Zu Hause bleiben ohne zu Hause? Der Coronavirus stellt uns alle auf eine harte Probe und nicht wenige bangen bereits um ihre Existenz. Aber was ist mit denen, die gar kein Dach über dem Kopf haben? Wenn niemand mehr nach draußen geht, Kontaktverbot herrscht und Einrichtungen schließen; was geschieht mit obdachlosen Menschen?

Die Einrichtung Sankt Bonifaz musste ihre Dienste schon fast gänzlich einstellen. Zu hoch ist die Ansteckungsgefahr unter den älteren Freiwilligen. Ursprünglich gehörte zum Service warmes Essen, Duschen, eine Kleiderkammer und ein Aufenthaltsraum für tagsüber. Jetzt gibt es nur noch eine Notversorgung.
Die Einschränkungen machen sich in anderen Einrichtungen, die noch offen sind, schnell bemerkbar. Hier kommt es zu einem regelrechten Ansturm.

Servicetelefon für soziale Unterstützung

Ab heute, Dienstag, dem 24. März, bietet das Sozialreferat ein Servicetelefon mit der Nummer 089-233-96833 an. Es soll den eingeschränkten Betrieb in den Sozialbürgerhäusern ausgleichen.
Vermittelt wird am Telefon in eines dieser zwölf Häuser, zum Jobcenter, zum Amt für Wohnen und Migration, oder zur Anlaufstelle der Bezirkssozialarbeit.

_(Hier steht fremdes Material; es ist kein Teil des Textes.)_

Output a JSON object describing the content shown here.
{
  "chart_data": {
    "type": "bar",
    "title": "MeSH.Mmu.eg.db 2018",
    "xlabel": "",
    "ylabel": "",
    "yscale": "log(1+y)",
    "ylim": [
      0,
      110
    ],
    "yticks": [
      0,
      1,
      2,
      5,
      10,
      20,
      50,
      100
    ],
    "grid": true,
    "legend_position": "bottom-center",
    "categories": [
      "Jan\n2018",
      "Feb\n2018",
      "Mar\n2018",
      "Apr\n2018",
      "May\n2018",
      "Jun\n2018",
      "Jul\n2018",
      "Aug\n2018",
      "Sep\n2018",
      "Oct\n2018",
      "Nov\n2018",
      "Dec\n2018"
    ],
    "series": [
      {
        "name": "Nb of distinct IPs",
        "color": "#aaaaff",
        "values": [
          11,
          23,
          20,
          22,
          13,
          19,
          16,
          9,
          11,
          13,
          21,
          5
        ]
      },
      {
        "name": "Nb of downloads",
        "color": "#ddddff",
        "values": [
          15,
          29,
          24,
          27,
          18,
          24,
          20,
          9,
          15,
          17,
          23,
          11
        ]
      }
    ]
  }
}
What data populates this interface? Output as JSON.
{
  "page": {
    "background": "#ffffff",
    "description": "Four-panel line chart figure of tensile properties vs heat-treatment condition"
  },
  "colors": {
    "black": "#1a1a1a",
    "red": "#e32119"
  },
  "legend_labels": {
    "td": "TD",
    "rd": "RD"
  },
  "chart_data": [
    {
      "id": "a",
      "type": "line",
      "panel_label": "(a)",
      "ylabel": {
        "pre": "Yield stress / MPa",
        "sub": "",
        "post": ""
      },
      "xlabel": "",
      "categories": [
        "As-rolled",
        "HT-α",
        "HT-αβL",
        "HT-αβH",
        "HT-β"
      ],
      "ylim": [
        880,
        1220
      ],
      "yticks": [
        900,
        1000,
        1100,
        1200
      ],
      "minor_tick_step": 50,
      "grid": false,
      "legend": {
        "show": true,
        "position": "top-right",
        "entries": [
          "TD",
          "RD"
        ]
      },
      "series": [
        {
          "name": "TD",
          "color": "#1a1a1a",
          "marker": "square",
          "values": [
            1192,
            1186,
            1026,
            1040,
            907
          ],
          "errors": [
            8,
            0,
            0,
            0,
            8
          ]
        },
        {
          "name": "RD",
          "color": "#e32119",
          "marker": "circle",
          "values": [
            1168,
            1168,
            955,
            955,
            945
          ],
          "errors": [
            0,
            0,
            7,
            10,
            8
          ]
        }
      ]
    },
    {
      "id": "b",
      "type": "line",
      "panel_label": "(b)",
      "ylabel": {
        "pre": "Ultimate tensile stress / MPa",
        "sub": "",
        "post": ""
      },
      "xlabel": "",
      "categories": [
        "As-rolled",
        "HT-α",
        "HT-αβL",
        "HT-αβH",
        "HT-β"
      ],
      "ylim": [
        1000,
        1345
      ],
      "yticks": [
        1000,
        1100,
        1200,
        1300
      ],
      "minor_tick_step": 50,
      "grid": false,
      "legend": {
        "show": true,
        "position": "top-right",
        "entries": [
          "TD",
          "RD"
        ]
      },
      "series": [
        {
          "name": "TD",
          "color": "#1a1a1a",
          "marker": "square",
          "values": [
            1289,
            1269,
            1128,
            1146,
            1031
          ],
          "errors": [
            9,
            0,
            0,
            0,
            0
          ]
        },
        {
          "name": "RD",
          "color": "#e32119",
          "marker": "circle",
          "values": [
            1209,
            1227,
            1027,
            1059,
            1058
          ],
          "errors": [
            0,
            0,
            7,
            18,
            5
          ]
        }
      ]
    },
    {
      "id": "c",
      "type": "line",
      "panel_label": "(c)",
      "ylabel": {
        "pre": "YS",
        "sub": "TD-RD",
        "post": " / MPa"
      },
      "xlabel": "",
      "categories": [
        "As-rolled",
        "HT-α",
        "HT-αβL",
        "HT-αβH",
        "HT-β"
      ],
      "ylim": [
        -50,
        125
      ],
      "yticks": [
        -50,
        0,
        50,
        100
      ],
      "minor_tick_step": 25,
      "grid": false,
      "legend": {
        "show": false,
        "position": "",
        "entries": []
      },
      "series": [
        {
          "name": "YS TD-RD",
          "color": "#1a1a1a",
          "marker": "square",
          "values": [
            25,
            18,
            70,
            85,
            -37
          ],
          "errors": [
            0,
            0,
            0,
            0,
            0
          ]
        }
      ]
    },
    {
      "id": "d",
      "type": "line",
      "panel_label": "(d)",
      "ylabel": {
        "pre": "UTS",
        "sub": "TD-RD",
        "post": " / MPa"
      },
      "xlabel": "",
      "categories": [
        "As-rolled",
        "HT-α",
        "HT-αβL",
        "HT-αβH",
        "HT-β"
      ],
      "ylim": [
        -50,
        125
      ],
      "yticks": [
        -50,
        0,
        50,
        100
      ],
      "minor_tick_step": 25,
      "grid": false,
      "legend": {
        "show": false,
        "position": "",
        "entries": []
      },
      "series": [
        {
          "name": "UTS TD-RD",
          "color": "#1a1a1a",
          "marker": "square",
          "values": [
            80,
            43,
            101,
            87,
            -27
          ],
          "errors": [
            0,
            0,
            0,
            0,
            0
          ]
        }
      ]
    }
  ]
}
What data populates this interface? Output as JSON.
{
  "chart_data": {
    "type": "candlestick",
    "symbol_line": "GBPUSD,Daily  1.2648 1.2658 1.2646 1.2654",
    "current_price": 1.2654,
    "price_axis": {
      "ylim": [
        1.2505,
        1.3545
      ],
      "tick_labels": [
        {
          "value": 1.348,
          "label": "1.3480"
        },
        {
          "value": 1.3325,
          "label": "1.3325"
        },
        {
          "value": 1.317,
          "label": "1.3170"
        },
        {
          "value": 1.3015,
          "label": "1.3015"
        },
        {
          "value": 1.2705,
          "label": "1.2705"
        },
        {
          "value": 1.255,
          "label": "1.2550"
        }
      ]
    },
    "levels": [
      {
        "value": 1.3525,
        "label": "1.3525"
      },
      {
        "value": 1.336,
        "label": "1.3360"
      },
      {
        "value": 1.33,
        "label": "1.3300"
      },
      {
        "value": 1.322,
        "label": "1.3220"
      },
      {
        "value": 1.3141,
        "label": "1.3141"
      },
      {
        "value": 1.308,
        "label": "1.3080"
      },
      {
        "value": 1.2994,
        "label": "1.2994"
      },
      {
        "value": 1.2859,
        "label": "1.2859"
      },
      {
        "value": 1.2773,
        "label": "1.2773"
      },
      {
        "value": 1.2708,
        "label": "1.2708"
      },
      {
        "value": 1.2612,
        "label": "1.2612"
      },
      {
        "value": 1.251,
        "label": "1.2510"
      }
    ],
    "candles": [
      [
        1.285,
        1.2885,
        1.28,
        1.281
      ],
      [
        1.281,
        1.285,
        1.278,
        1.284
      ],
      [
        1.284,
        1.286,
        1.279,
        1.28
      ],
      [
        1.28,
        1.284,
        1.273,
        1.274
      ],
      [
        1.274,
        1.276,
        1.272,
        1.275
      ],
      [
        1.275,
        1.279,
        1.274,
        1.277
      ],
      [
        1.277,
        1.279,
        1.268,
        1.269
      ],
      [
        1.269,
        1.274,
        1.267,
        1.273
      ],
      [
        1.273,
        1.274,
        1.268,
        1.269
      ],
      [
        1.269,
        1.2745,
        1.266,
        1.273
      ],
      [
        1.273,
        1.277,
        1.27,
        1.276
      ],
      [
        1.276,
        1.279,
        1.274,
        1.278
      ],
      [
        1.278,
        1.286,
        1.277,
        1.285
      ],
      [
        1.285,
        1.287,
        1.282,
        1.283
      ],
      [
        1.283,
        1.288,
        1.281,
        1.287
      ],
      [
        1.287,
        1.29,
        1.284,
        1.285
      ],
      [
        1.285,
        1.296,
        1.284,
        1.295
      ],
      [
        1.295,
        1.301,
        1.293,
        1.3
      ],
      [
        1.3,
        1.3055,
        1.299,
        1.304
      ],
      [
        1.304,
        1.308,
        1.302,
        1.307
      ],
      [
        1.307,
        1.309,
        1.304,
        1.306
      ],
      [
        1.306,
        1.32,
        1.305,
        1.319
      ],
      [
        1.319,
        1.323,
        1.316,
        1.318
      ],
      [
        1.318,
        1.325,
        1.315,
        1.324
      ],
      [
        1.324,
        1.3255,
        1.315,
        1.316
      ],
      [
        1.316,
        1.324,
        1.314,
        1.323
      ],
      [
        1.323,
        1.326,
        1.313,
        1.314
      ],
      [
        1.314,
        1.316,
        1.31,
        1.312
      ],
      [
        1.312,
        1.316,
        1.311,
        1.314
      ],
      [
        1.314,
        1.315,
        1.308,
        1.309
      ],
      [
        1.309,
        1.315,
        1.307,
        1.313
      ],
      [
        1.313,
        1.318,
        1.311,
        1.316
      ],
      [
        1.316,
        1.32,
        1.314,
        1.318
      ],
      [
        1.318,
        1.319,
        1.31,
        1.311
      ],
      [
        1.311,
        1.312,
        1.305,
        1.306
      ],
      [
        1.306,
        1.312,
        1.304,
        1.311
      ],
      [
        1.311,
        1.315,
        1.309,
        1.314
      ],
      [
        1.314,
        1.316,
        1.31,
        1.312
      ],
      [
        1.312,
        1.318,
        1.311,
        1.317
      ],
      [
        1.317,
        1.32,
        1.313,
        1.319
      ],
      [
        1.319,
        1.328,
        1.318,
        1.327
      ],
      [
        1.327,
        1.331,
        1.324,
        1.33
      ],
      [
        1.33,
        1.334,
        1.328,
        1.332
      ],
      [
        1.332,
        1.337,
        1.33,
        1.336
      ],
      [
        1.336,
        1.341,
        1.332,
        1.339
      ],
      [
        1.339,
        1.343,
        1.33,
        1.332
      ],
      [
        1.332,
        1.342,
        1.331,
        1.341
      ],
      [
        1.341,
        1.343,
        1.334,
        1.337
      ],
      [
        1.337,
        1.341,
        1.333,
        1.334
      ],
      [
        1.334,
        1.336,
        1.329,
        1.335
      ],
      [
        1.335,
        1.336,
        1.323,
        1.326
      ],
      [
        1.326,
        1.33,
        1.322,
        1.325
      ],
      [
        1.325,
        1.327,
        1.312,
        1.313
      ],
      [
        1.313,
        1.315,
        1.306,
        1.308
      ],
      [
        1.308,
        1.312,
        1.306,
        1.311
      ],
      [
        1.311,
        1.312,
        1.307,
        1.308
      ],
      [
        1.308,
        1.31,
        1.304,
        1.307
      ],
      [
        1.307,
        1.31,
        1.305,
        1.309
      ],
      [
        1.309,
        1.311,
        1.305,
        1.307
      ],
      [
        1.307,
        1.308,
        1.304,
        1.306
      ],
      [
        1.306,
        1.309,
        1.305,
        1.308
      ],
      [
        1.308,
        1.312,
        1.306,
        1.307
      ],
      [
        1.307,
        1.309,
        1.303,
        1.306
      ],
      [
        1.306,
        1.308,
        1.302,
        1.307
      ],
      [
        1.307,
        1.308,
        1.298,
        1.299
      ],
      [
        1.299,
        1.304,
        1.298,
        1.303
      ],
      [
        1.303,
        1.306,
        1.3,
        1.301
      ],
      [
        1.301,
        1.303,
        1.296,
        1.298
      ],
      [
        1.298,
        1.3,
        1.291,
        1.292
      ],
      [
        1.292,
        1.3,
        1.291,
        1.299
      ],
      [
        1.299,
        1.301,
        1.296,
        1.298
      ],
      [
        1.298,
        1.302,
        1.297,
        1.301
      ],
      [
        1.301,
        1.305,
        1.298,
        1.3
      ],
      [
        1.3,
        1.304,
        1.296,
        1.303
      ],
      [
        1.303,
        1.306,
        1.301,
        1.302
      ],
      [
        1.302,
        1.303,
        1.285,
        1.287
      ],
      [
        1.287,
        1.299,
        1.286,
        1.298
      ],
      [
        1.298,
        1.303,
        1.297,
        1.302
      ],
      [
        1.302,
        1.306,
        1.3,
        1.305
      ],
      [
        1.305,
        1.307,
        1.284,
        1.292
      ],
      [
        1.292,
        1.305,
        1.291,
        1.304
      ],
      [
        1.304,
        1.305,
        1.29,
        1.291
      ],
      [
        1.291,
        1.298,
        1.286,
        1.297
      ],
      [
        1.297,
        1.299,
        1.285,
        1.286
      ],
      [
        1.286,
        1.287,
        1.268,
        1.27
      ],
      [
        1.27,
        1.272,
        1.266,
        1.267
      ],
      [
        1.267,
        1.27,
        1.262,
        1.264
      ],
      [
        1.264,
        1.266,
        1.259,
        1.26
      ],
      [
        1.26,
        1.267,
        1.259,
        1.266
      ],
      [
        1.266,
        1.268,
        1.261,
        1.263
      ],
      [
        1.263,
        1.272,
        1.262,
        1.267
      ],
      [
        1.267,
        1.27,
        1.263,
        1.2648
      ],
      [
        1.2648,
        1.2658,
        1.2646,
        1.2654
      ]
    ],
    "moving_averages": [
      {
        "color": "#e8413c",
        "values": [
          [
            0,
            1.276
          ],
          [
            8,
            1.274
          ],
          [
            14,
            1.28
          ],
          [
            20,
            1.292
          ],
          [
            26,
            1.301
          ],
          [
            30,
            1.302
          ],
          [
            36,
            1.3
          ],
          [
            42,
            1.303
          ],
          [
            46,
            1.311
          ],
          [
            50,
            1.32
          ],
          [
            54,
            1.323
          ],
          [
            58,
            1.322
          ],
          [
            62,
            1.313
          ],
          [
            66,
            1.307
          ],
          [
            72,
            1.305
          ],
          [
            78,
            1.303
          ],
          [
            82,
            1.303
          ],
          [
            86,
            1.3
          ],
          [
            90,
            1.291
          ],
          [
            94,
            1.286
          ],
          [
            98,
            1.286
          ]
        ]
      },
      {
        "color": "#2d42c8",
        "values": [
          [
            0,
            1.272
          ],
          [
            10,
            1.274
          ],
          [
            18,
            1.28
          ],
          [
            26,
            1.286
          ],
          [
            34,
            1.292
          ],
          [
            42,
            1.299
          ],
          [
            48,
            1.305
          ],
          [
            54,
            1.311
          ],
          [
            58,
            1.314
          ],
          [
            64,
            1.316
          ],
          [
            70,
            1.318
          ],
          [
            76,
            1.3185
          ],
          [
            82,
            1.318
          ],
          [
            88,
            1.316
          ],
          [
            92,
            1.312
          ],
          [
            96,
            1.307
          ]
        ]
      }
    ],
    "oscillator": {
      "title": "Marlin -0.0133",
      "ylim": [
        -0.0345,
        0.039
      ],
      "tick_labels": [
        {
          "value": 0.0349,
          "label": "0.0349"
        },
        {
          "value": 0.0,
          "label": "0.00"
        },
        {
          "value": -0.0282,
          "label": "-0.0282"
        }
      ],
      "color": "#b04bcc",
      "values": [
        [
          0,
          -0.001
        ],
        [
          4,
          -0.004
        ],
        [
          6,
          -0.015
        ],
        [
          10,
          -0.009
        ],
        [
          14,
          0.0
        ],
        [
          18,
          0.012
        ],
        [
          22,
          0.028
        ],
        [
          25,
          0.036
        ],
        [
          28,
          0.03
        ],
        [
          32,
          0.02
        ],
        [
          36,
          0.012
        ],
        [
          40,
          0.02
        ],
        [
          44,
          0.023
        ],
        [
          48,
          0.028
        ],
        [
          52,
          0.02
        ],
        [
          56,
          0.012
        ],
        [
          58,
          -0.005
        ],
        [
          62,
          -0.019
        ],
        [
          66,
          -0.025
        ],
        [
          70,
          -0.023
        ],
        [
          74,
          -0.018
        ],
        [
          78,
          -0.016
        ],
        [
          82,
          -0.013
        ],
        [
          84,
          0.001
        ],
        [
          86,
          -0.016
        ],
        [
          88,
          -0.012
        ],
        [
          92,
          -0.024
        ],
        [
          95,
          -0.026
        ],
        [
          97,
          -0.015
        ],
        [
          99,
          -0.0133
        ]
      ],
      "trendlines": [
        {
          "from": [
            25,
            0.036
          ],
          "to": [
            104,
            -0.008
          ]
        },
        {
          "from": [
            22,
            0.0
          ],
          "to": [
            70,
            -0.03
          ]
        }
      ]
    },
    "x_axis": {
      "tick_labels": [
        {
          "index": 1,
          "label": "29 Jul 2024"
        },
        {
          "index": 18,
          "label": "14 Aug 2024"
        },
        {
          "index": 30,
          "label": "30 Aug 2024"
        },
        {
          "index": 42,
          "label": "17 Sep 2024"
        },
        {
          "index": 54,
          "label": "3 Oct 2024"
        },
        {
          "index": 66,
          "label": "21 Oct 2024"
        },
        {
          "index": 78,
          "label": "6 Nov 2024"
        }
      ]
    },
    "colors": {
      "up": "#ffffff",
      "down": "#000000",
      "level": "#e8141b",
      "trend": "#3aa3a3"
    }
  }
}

„Dass jetzt viel Unsicherheit herrscht und Fragen auftauchen […] ist völlig nachvollziehbar und verständlich. Deshalb habe ich das Sozialreferat beauftragt, kurzfristig ein Servicetelefon für die Münchner Bevölkerung einzurichten. Jeder, der soziale Unterstützung benötigt, kann unter dieser Nummer anrufen. Ob Sie dringend Beratung benötigen, Fragen zu Leistungen haben oder eine Einkaufshilfe brauchen – die Mitarbeiterinnen und Mitarbeiter kümmern sich um Ihre Anliegen.“

Oberbürgermeister Dieter Reiter

Telefonzeiten: Mo – Mi: 8.00 – 16.00 Uhr; Do: 8.00 – 17.00 Uhr; Fr: 8.00 – 13.00 Uhr; Sa: 9.00 – 15.00 Uhr

Aufrechterhaltung der sozialen Infrastruktur

Soziale Einrichtungen werden möglichst aufrecht erhalten, wenn sie auch angepasst werden müssen, um den besten Infektionsschutz zu gewährleisten.
Die Münchner Tafel hat ihren Standort verlagert. Sie ist nun auf dem Gelände der Großmarkthalle (Westtor) von Montag bis Samstag von 13:30 bis 16.30 Uhr zu finden. Bereits einige Gastronomen haben vermehrt Lebensmittel gespendet – jetzt, da sie selber leider von der vorübergehenden Zwangsschließung betroffen sind. Zu den Helfern gehören nun viele junge Neulinge, während andere, die einer Risikogruppe angehören, lieber zu Hause bleiben.
Damit der Ansturm nicht zu groß wird, dürfen an den einzelnen Ausgabestellen nur zu dem vorgesehen Zeitrahmen Lebensmittel abgeholt werden. Die weiteren Informationen dazu findest du hier.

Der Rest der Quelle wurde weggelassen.